Thèse soutenue

Modélisation gaussienne de rang plein des mélanges audio convolutifs appliquée à la séparation de sources

FR  |  
EN
Auteur / Autrice : Quang-Khan-Ngoc Duong
Direction : Rémi Gribonval
Type : Thèse de doctorat
Discipline(s) : Traitement du signal et télécommunications
Date : Soutenance en 2011
Etablissement(s) : Rennes 1
Ecole(s) doctorale(s) : École doctorale Mathématiques, télécommunications, informatique, signal, systèmes, électronique (Rennes)
Partenaire(s) de recherche : autre partenaire : Université européenne de Bretagne (2007-2016)

Mots clés

FR

Résumé

FR  |  
EN

We consider the task of under-determined and determined reverberant audio source separation, that is the extraction of the signal of each source from a multichannel audio mixture.

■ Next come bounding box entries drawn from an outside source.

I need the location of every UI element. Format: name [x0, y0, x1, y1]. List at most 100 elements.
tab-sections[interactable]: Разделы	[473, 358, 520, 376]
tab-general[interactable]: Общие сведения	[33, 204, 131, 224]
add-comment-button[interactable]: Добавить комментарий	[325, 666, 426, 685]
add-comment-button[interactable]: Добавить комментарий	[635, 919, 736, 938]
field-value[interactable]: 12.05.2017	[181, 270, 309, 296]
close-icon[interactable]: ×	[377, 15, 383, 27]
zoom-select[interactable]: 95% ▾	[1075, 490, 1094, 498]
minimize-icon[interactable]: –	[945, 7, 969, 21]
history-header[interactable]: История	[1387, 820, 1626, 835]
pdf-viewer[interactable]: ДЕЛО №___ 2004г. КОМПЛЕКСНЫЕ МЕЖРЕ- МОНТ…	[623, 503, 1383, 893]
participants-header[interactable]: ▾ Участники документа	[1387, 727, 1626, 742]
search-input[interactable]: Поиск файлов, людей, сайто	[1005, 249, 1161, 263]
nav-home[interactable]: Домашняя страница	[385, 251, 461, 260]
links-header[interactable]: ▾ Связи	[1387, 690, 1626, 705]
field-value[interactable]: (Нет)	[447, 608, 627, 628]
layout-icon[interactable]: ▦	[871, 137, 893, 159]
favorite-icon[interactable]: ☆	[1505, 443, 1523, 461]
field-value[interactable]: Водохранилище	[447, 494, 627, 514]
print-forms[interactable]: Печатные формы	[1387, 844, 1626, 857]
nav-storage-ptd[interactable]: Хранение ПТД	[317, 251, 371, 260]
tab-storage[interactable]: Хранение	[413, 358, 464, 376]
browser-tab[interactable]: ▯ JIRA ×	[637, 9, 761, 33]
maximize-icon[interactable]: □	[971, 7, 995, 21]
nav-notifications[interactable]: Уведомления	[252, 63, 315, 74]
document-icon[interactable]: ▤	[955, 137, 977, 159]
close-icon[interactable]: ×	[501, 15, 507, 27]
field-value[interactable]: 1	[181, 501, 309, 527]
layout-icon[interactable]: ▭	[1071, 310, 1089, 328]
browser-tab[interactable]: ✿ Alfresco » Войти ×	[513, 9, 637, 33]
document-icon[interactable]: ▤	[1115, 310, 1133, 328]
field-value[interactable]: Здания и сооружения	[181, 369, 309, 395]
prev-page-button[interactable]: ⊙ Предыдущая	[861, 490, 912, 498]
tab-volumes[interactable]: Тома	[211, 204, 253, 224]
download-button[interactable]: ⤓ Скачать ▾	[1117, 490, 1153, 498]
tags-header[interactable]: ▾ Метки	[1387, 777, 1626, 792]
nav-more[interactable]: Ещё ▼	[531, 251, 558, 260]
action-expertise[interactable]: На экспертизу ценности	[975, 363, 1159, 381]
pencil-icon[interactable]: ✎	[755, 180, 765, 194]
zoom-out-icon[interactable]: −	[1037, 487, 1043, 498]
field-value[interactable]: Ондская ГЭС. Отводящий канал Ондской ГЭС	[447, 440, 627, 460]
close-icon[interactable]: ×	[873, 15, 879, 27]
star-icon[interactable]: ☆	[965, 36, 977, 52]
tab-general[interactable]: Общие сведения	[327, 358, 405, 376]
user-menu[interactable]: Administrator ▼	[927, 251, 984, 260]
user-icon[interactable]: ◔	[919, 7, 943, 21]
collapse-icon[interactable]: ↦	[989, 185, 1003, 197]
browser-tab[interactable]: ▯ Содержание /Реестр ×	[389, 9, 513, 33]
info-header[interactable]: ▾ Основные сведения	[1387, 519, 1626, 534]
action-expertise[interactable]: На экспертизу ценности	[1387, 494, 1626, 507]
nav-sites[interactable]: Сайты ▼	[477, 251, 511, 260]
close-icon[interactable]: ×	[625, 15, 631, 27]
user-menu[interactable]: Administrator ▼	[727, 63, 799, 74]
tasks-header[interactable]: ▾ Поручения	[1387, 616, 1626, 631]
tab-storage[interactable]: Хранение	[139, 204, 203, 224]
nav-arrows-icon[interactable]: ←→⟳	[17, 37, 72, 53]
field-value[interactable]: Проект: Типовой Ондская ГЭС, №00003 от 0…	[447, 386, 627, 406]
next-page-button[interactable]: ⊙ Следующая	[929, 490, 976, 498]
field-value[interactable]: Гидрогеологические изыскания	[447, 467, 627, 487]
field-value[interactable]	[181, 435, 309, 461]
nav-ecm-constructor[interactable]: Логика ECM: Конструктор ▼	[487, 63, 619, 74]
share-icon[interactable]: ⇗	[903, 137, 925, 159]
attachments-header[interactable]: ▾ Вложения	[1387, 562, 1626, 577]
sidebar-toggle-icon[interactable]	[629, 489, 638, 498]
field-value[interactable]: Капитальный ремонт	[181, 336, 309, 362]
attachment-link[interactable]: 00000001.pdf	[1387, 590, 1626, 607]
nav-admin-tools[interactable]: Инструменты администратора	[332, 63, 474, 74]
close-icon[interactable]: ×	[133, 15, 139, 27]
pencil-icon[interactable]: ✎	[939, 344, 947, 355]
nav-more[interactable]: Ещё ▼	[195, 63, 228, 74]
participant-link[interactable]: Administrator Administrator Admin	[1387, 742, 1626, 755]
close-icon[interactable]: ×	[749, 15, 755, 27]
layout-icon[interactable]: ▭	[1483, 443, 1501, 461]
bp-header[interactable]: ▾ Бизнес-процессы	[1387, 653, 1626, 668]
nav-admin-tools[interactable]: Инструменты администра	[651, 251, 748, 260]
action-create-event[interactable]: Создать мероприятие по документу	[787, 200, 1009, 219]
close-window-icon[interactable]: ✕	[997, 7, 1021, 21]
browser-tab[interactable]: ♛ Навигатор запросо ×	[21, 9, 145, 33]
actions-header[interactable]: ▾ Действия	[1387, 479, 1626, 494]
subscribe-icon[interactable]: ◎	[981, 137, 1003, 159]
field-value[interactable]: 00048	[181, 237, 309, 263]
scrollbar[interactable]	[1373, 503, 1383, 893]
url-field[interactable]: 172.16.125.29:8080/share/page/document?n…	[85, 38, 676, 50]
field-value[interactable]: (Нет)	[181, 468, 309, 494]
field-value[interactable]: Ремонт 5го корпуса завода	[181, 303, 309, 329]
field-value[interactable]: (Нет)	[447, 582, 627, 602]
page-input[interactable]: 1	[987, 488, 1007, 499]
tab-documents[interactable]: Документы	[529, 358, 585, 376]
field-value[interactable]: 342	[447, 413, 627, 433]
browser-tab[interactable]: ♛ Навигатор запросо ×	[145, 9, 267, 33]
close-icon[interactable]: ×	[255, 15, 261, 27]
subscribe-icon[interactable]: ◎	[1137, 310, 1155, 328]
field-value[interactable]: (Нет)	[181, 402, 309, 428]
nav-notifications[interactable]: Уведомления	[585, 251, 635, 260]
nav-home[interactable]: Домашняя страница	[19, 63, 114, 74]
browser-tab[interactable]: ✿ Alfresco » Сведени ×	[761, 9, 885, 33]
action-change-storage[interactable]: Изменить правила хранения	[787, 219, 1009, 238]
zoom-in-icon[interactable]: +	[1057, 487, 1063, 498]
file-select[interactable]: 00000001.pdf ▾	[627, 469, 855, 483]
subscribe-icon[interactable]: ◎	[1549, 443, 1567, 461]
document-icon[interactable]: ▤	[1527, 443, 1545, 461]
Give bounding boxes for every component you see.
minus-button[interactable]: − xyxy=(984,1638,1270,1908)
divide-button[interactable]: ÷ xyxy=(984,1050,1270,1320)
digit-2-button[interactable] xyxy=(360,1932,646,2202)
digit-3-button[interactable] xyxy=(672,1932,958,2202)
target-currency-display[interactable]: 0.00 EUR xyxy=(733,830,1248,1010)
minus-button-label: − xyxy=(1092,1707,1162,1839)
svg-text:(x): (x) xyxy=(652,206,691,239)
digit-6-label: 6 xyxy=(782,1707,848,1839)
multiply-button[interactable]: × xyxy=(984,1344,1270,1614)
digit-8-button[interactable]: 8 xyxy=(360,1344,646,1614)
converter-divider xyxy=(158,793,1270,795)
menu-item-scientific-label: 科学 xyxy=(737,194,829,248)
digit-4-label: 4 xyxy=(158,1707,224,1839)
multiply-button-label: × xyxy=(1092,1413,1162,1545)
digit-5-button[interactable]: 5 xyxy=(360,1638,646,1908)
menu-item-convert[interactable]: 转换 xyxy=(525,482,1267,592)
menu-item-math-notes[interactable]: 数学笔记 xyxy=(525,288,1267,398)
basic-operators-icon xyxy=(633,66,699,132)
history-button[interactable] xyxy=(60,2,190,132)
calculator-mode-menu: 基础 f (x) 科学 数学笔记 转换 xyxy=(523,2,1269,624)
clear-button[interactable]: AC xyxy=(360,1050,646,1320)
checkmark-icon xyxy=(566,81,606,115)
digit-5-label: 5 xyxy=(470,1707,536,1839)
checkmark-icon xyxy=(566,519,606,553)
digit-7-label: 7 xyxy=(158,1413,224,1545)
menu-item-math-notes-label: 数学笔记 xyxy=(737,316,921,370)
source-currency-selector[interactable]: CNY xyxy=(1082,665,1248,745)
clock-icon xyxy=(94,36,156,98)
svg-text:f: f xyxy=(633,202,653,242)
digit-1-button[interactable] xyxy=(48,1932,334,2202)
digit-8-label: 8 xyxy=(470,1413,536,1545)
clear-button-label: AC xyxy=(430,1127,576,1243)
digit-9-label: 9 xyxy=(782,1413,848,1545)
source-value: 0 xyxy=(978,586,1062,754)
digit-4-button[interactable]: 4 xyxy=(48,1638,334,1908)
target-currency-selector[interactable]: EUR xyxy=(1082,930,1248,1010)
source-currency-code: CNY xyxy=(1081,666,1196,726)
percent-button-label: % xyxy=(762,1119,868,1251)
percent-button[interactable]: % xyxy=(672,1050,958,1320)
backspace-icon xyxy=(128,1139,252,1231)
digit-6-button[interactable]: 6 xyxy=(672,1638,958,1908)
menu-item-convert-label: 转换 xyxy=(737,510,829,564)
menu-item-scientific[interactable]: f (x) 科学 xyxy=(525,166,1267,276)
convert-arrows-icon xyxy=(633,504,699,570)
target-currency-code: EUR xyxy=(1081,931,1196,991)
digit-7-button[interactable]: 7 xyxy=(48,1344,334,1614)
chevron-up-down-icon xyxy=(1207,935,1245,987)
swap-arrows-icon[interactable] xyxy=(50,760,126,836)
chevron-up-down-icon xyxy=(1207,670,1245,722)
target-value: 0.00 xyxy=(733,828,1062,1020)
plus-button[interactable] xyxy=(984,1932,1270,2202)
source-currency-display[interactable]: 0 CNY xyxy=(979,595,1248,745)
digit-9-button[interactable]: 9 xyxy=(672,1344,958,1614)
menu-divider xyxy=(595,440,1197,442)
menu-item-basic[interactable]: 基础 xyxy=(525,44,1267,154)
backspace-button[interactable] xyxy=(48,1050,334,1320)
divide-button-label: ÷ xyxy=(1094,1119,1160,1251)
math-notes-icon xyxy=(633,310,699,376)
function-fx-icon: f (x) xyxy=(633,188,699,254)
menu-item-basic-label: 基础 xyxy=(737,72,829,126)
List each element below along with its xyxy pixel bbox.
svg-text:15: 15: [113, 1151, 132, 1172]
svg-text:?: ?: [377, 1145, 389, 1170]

We propose a general Gaussian modeling framework whereby the contribution of each source to all mixture channels in the time-frequency domain is modeled as a zero-mean Gaussian random variable whose covariance encodes both the spatial and the spectral characteristics of the source. In order to better account for the reverberant mixing process, we relax the conventional narrowband assumption resulting in rank-1 spatial covariance and compute the upper bound on the separation performance achievable with full-rank spatial covariance. Experimental results indicate an improvement of up to 6 dB Signal-to-Distortion Ratio (SDR) in moderate to high reverberant conditions which supports this generalization. We also consider the use of quadratic time-frequency representations and that of the auditory-motivated equivalent rectangular bandwidth (ERB) frequency scale to increase the amount of exploitable information and decrease the overlap between the sources in the input representation. After this theoretical validation of the proposed framework, we focus on estimating the model parameters from a given mixture signal in a practical blind source separation scenario. We derive a family of Expectation-Maximization (EM) algorithms to estimate the parameters either in the maximum likelihood (ML) sense or in the maximum a posteriori (MAP) sense. We propose a family of spatial location priors inspired by the theory of room acoustics as well as a spatial continuity prior and investigate the use of two spectral priors previously used in a single-channel or rank-1 multichannel context, namely spectral continuity and Nonnegative Matrix Factorization (NMF). The source separation results given by the proposed approach are compared with several baseline and state-of-the-art algorithms on both simulated mixtures and real-world recordings in various scenarios.